Şirketin büyümesinin ana motorunu uluslararası operasyonlar oluşturmuştur. 3. çeyrek satış hacmi %16,1 artışla 304 milyon ünite kasaya, 3Ç25’te ise %14,1 artışla 875 milyon ünite kasaya ulaşmıştır. Orta Asya bölgesi %27,0’lik güçlü bir büyüme sergilerken, Özbekistan (%36,5) ve Kazakistan (%24,2) pazarları öne çıkmıştır. Irak (%7,8) ve Azerbaycan (%10,2) da büyümeye katkı sağlamıştır. Pakistan pazarı ise sel felaketinin yarattığı olumsuz koşullara karşın %0,7 oranında sınırlı bir büyüme kaydetmiştir.
Şirketin 30 Eylül 2025 itibarıyla konsolide borç 56,3 milyar TL, nakit ve nakit benzerleri ise 32,2 milyar TL seviyesindedir. Net borç 24,2 milyar TL'ye gerilemiştir.
Net Borç/FAVÖK oranı, 31 Aralık 2024'teki 1,02x seviyesinden 30 Eylül 2025 itibarıyla 0,83x’e iyileşmiştir. Şirket, borç portföyünün ortalama vadesi 2,3 yıl olup toplam borcun %45'i 2029-30 vadelerine yayılmıştır. Döviz kuru riskini azaltmak amacıyla ABD Doları ve Avro cinsi borçların toplam borç içindeki payı 2022'deki %87 seviyesinden 30 Eylül 2025 itibarıyla %59'a düşürülmüştür.

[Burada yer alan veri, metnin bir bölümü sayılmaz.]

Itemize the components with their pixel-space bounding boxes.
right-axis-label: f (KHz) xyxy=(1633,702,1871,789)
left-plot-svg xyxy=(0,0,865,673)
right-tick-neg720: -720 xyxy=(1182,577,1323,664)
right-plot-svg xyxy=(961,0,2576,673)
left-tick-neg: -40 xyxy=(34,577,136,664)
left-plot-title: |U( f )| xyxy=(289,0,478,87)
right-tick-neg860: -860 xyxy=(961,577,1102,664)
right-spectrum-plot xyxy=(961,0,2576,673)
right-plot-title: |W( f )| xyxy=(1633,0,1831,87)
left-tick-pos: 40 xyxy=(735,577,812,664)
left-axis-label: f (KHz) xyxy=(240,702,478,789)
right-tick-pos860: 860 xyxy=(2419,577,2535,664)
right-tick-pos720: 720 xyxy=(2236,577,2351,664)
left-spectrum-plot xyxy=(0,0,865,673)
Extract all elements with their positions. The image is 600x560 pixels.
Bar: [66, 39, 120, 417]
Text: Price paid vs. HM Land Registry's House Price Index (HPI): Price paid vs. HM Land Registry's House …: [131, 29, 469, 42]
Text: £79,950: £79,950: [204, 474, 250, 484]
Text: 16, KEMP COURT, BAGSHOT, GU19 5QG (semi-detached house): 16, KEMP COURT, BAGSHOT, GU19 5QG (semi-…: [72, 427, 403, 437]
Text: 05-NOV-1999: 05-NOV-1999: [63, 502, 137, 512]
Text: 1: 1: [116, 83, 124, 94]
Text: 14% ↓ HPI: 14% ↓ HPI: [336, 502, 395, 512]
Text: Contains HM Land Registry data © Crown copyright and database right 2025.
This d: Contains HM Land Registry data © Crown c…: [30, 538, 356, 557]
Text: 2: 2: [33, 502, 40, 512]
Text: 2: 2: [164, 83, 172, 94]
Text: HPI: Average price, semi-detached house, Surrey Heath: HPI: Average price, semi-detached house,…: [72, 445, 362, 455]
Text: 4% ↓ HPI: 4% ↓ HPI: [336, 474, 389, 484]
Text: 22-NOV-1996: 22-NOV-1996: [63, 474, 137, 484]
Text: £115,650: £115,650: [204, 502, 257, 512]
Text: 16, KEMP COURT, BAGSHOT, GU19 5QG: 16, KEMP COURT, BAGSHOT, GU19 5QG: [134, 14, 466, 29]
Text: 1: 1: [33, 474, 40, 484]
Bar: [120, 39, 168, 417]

Bilanço sonrası en önemli gelişme, S&P Global Ratings'in 15 Ekim 2025 tarihinde CCOLA'nın kredi notu görünümünü 'Negatif'ten 'Durağan'a revize etmesi ve 'BB+' notunu teyit etmesi olmuştur. Bu not, CCOLA'yı Türkiye ülke notunun iki basamak üzerinde konumlandırmaktadır.
Yönetim 2025 yılı beklentilerini korumaktadır. Hacim büyümesinin beklentilerin üzerinde seyrettiğini, ancak NSG/ük (Ünite Kasa Başına Gelir) performansının beklentilerin bir miktar altında kaldığını belirtmiştir. Şirket, yılın başında "hafif baskı" olarak öngördüğü FVÖK marjı hedefine ulaşma konusunda güvenini korumaktadır. Stratejik olarak yılın ikinci yarısında hacim büyümesinden ziyade disiplinli uygulama ve gelir yönetimi yoluyla "değer yaratmaya" odaklanıldığı vurgulanmıştır.